Agent Blueprints & Profiles
The Swiss AI Hub platform separates agent definitions from their configurations. This lets administrators create multiple customized versions of the same agent type without requiring code changes.
Key Concepts
Agent Blueprint
An Agent Blueprint is a template that defines what an agent can do:
- The workflow steps it follows (what actions it takes)
- The types of inputs it accepts (text, files, images)
- The configuration options available (model selection, parameters)
- The events it produces (what it outputs)

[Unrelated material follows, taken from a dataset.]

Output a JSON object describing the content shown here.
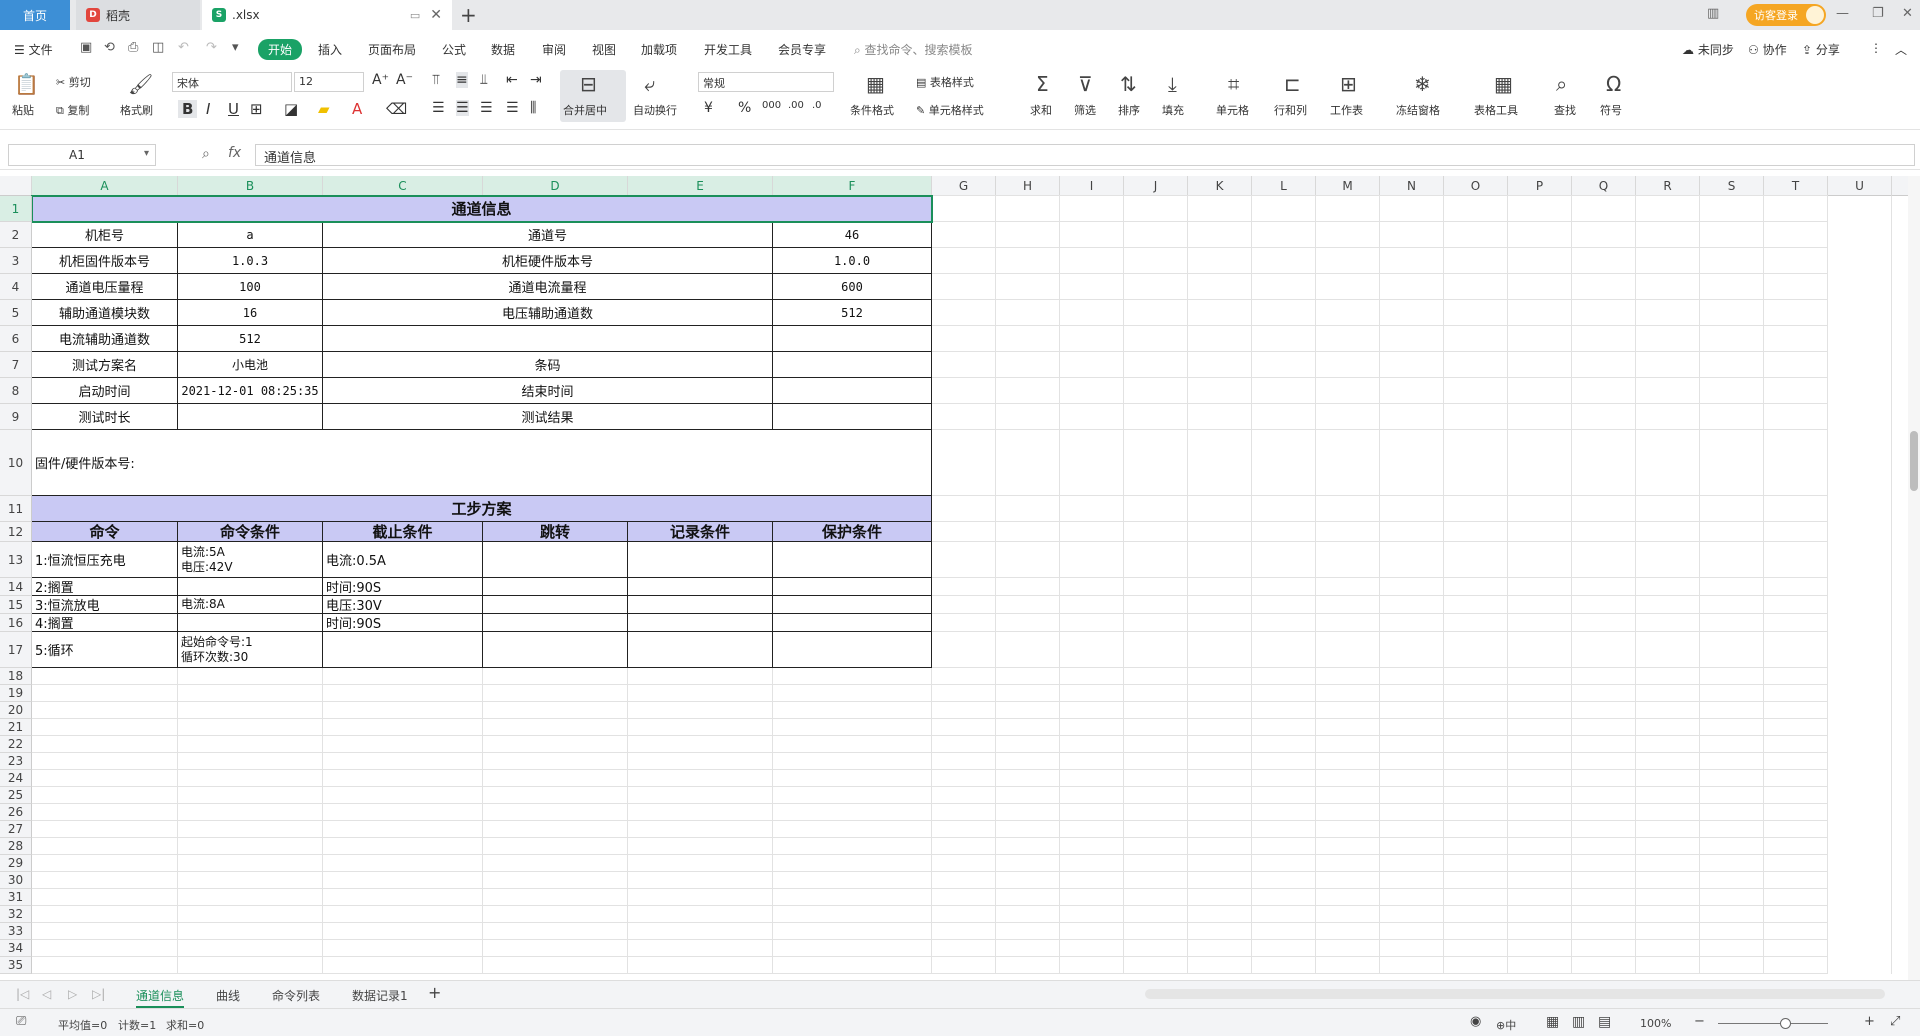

Blueprints are created by developers and appear automatically in the platform when agents come online. You cannot modify a blueprint through the UI. Think of blueprints as read-only templates.
Agent Profile
An Agent Profile is a configured instance of a blueprint:
- Has a unique identifier (agent ID)
- Has a custom name, description, and icon
- Uses specific settings from the blueprint's options
- Can be assigned specific permissions
You can create multiple profiles from the same blueprint. Each profile operates independently with its own configuration. For example, from a "RAG Agent" blueprint, you could create:
- "HR Policy Agent" profile configured to search the HR document collection
- "Legal FAQ Agent" profile configured to search legal documents
- "IT Support Agent" profile configured to search IT knowledge base
Each profile is a separate agent that users can interact with.
Managing Blueprints
Viewing Available Blueprints
Navigate to Admin > Agents > Blueprints to see all available agent templates.
Each blueprint displays:
- Name: The blueprint identifier
- Description: What the agent does
- Status: Whether any instances are currently online
- Configuration Form: The settings available for profiles
Blueprint Status
Blueprints show online/offline status based on whether any running agent instances have registered recently. An offline blueprint means no agents of that type are currently running, but you can still create and configure profiles. Those profiles will become active when the agent service starts.
Managing Profiles
Creating a New Profile
- Navigate to the blueprint you want to use
- Click Create Profile
- Fill in the required fields:
- Agent ID: A unique identifier (lowercase letters, numbers, underscores, hyphens)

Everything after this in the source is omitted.